Note as Cultural Marxism melds into regular or Orthodox Marxism at the extreme, with no clear boundary between the two, so at the other extreme Cultural Marxism melds into what I call Corporate Marxism. :lol: Cultural Marxism the ultimate strategy of subversion has itself been subverted by the very people it was designed to destroy.


Are you done with your anti-Jewish conspiracy theory?
#14999484
Hong Wu wrote:The LGBT community has historically been targeted for a long time. If we owe other marginalized communities reparations for their past victimization, does the same logic dictate that we owe LGBT people reparations?

I don't owe anybody any reparations.
#14999486
There shouldn't be a full scale compensation scheme no, saying that as a gay man.
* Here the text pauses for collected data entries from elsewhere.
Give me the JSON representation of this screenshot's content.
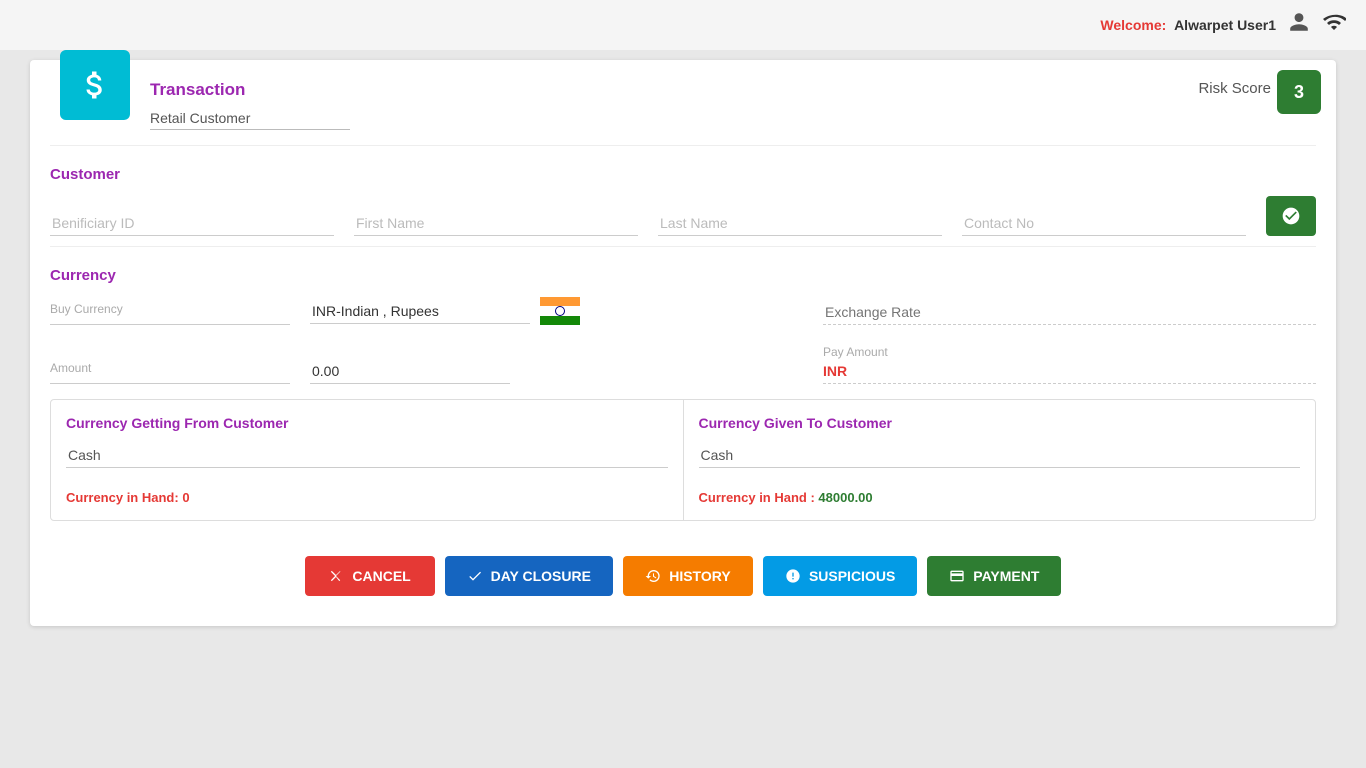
{
  "topbar": {
    "welcome_prefix": "Welcome:",
    "username": "Alwarpet User1"
  },
  "risk_score": {
    "label": "Risk Score",
    "value": "3"
  },
  "transaction": {
    "title": "Transaction",
    "customer_type": "Retail Customer"
  },
  "customer_section": {
    "title": "Customer",
    "beneficiary_id_placeholder": "Benificiary ID",
    "first_name_placeholder": "First Name",
    "last_name_placeholder": "Last Name",
    "contact_no_placeholder": "Contact No"
  },
  "currency_section": {
    "title": "Currency",
    "buy_currency_label": "Buy Currency",
    "buy_currency_value": "INR-Indian , Rupees",
    "exchange_rate_placeholder": "Exchange Rate",
    "amount_label": "Amount",
    "amount_value": "0.00",
    "pay_amount_label": "Pay Amount",
    "pay_amount_value": "INR"
  },
  "currency_boxes": {
    "from_title": "Currency Getting From Customer",
    "from_cash": "Cash",
    "from_currency_in_hand_label": "Currency in Hand:",
    "from_currency_in_hand_value": "0",
    "to_title": "Currency Given To Customer",
    "to_cash": "Cash",
    "to_currency_in_hand_label": "Currency in Hand :",
    "to_currency_in_hand_value": "48000.00"
  },
  "buttons": {
    "cancel": "CANCEL",
    "day_closure": "DAY CLOSURE",
    "history": "HISTORY",
    "suspicious": "SUSPICIOUS",
    "payment": "PAYMENT"
  }
}
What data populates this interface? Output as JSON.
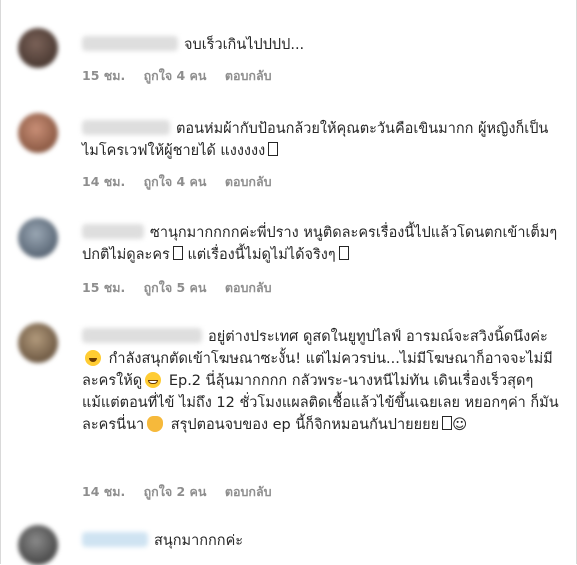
{
  "comments": [
    {
      "text": "จบเร็วเกินไปปปป...",
      "time": "15 ชม.",
      "likes": "ถูกใจ 4 คน",
      "reply": "ตอบกลับ"
    },
    {
      "text": "ตอนห่มผ้ากับป้อนกล้วยให้คุณตะวันคือเขินมากก ผู้หญิงก็เป็นไมโครเวฟให้ผู้ชายได้ แงงงงง",
      "time": "14 ชม.",
      "likes": "ถูกใจ 4 คน",
      "reply": "ตอบกลับ"
    },
    {
      "text_a": "ซานุกมากกกกค่ะพี่ปราง หนูติดละครเรื่องนี้ไปแล้วโดนตกเข้าเต็มๆ ปกติไม่ดูละคร",
      "text_b": " แต่เรื่องนี้ไม่ดูไม่ได้จริงๆ",
      "time": "15 ชม.",
      "likes": "ถูกใจ 5 คน",
      "reply": "ตอบกลับ"
    },
    {
      "text_a": "อยู่ต่างประเทศ ดูสดในยูทูปไลฟ์ อารมณ์จะสวิงนิ้ดนึงค่ะ",
      "text_b": " กำลังสนุกตัดเข้าโฆษณาซะงั้น! แต่ไม่ควรบ่น...ไม่มีโฆษณาก็อาจจะไม่มีละครให้ดู",
      "text_c": " Ep.2 นี่ลุ้นมากกกก กลัวพระ-นางหนีไม่ทัน เดินเรื่องเร็วสุดๆแม้แต่ตอนที่ไข้ ไม่ถึง 12 ชั่วโมงแผลติดเชื้อแล้วไข้ขึ้นเฉยเลย หยอกๆค่า ก็มันละครนี่นา",
      "text_d": " สรุปตอนจบของ ep นี้ก็จิกหมอนกันปายยยย",
      "smile": "☺",
      "time": "14 ชม.",
      "likes": "ถูกใจ 2 คน",
      "reply": "ตอบกลับ"
    },
    {
      "text": "สนุกมากกกค่ะ"
    }
  ],
  "colors": {
    "text": "#262626",
    "meta": "#8e8e8e",
    "laugh_emoji": "#ffcc33",
    "clap_emoji": "#f6b93b"
  }
}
Individual business should provide compensation against unlawful discrimination if/when the litigant can prove it.

If it's a minimum wage job I wouldn't say it's worth the hassle.

Fortunately, or to the extent I know, I've only been unfairly and illegally discriminated against because of my sex. Been told twice by 2 separate managers for a cashier position "I want a girl!". I wouldn't take them to court for it, even with legal aid. You choose your battles.

The responses of the shameless and brazen bigots here is unsurprising. Not even and expression of opposition to the persecution we've suffered for hundreds of years. Even to the point of capital punishment and murder in cold blood! No, not a word! Like James Fields, they'd call for the perpetrators to be let off!